Avec la fleur, on est forcément sous l’influence des intérieurs de nos clients, de leur décoration, le design de leurs meubles… Je ne pense pas que je pourrais me cantonner à un seul univers. Il faut être au plus juste de ce que l’on fait et qui nous ressemble.
Ce n’est pas une profession linéaire, il y a des tendances, des avancées, des renouvellements de styles, cela évolue beaucoup au fil des années.
«Il y a tellement de choses incroyables en terme de création aujourd’hui, c’est fascinant.»
Dernièrement, j’ai vu le travail de Charlie Le Mindu exposé à la base sous marine de Bordeaux et j’ai pris une grosse claque. Il travaille avec le cheveux pour médium et j’ai trouvé des similitudes avec mon activité. C’est un artisan qui a su faire évoluer sa pratique vers l’artistique. A priori, il est hyper connu et quand je l’ai découvert je suis restée bouche bée : “le mec fait des trucs avec des cheveux !”
Il y a tellement de choses incroyables en terme de création aujourd’hui, c’est fascinant.
Quel autre métier aurais-tu voulu faire ?
Vivre de ma production artistique m’aurait plu mais je fais partie de ces personnes que la famille n’aurait jamais laissé être artiste : “On ne gagne pas sa vie en étant artiste” (rires). On a beau rêver de cette vie là, il n’y a pas beaucoup d’élus. J’ai un peu l’impression qu’il faut être soit excellent dans son domaine, soit rentier (rires). Non sans rire, je compte me pencher sur une production artistique plus personnelle dès que je trouverais un peu de temps.
Sur quels projets travailles-tu en ce moment ?
Je démarre mon process de réflexion sur cette démarche artistique, mais avec l’ouverture de ma boutique, je ne veux pas me mettre une pression supplémentaire. Je vous en parlerai en tant voulu. Donc joker !
Quel est le morceau que tu écoutes en ce moment ?
En ce moment je suis à fond sur Shawn James et notamment sa chanson “Number of the beast”. Il a fait un album de covers génial et celle-ci d’Iron Maiden est vraiment top.
Pour moi, plus une voix sent le whisky et la clope et plus elle me touche. Je suis fan des bonnes voix masculines bien graves, tu sais celle de ton grand oncle qui prend des cuites et chante du blues (rires).

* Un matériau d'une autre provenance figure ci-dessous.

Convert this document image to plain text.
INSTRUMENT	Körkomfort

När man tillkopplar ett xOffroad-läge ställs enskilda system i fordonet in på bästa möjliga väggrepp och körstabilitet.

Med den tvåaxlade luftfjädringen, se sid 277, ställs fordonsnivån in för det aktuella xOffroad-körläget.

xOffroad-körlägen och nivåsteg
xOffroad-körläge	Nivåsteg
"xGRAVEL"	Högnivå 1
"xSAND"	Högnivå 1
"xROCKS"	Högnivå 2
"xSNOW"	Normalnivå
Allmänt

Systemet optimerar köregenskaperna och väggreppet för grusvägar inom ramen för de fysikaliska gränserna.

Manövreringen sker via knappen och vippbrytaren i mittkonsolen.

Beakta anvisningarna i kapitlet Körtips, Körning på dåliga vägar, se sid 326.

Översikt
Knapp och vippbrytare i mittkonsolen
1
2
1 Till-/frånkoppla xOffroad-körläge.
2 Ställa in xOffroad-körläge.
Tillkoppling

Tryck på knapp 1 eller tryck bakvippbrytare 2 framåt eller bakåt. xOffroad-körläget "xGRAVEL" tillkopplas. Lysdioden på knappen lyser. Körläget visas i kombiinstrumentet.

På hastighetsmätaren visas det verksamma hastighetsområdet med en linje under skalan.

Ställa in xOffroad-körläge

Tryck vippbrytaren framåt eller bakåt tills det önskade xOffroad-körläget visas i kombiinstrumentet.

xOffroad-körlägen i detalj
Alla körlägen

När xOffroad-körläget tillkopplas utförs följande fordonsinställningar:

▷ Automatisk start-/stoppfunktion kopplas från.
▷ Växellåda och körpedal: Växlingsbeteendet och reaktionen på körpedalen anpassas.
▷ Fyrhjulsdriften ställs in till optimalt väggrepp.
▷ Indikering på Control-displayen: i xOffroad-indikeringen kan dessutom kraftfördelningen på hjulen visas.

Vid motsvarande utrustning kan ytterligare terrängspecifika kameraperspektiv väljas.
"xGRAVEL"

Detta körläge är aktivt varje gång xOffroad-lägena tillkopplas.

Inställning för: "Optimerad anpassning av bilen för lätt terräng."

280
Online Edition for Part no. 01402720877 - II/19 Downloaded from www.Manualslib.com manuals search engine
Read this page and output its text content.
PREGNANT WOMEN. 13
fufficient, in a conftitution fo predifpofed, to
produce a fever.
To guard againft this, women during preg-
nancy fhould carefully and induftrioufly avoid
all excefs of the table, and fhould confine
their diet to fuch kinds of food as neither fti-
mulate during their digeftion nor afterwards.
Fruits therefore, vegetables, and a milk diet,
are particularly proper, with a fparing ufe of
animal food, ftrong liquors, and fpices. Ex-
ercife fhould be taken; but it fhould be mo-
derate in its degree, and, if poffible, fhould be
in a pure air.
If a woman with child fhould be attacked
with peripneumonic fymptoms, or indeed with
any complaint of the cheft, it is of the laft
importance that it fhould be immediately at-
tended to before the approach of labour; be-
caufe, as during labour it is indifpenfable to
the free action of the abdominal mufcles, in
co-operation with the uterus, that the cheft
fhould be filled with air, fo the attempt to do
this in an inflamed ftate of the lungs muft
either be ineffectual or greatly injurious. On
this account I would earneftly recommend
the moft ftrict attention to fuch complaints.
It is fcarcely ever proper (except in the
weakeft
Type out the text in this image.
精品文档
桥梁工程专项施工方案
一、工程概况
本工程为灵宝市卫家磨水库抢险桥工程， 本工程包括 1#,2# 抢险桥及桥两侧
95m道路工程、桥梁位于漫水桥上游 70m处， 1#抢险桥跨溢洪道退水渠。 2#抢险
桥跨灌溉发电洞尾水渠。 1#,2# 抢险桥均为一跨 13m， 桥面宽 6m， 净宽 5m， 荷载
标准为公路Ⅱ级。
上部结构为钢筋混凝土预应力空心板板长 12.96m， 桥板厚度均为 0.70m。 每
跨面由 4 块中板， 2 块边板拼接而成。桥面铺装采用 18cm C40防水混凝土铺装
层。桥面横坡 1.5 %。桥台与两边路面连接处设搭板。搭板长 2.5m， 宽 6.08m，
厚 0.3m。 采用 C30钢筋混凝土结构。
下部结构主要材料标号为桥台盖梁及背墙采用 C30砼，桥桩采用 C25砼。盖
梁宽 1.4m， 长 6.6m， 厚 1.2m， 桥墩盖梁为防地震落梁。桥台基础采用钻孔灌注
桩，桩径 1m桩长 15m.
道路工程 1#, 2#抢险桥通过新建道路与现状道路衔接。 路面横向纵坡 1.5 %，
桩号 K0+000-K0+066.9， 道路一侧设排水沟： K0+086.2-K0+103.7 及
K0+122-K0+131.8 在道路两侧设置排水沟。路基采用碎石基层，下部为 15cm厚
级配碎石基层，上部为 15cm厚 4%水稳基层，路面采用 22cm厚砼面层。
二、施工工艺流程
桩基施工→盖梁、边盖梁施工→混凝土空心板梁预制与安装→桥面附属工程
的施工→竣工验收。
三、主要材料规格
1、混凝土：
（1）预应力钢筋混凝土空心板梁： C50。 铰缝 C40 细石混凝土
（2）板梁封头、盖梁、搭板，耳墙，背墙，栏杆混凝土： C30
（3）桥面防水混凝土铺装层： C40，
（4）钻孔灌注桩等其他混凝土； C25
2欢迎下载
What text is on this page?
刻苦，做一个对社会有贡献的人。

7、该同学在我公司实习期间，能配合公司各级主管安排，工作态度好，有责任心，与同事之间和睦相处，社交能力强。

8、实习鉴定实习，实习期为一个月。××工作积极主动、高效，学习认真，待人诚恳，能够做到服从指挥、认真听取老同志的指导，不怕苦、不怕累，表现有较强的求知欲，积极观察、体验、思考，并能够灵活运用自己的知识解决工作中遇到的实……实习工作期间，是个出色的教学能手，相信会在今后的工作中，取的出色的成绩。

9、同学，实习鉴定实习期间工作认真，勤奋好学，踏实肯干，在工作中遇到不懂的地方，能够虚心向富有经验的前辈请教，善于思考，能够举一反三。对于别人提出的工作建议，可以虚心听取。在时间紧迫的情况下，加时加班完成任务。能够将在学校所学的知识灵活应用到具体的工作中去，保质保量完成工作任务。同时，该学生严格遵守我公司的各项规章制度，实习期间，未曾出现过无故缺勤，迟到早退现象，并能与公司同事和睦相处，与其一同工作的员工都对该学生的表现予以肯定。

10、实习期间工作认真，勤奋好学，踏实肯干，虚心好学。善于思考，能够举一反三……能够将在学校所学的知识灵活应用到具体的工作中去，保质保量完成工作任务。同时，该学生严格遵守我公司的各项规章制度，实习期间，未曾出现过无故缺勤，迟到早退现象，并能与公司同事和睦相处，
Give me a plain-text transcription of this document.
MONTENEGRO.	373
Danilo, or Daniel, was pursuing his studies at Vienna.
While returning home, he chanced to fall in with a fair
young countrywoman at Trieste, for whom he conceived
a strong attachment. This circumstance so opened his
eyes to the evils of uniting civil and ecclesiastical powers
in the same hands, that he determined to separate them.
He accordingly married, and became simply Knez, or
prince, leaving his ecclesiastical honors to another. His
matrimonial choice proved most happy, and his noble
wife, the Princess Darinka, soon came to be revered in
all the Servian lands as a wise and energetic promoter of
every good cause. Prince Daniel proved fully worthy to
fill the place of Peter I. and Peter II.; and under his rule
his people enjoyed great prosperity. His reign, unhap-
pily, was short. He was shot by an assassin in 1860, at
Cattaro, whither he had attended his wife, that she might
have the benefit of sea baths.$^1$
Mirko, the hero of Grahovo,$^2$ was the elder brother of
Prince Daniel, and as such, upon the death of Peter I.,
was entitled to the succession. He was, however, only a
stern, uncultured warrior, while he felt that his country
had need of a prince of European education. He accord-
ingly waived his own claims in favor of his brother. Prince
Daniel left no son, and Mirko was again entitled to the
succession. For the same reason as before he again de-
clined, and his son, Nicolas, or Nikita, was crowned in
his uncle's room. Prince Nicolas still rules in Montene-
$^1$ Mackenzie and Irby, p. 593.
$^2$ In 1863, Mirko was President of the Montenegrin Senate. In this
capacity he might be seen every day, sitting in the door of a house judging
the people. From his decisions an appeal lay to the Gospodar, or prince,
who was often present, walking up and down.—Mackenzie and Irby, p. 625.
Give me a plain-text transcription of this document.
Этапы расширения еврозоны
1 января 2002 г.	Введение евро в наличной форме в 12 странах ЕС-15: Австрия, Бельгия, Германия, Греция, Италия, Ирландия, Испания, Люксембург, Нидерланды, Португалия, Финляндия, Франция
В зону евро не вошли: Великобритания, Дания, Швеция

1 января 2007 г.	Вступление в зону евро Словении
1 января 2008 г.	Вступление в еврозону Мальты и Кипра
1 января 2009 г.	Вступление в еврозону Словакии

Une anecdote à nous raconter ?
Il ne m’est pas encore arrivé de “truc de fou” ici. Je te répondrais qu’à La Bicyclette, on y passe toujours même si ce n’est pas pour acheter des fleurs. On y passe prendre le café, discuter, échanger, un peu comme dans le bar du quartier (rires). J’aime ma petite vie ici à Saint Michel, j’organise régulièrement des after work avec des créateurs qui viennent à la boutique, des musiciens qui jouent en live. Cela crée de très beaux moments, du “vivre ensemble”.
Un lieu en particulier où tu aimes te rendre ?
Là où je suis le mieux, c’est perdue, isolée au fin fond de la montagne, dans les Pyrénées où dans un bar bien crasseux avec du rock en fond sonore et une bière à la main ! Et Dieu sait s’il y en a à Bordeaux (rires).
Quelle personnalité nous recommanderais-tu d’interviewer pour 10point15 ?
Je passerais bien le flambeau aux copains de L'Astrodøme. C’est à la fois un collectif de musiciens, une association, un lieu de répétition, de résidence, des showcases souterrains, de la musique live, une petite boîte à musique amplifiée au cœur de Bordeaux. Je suis fan de leur projet et de l’énergie qu’ils y mettent.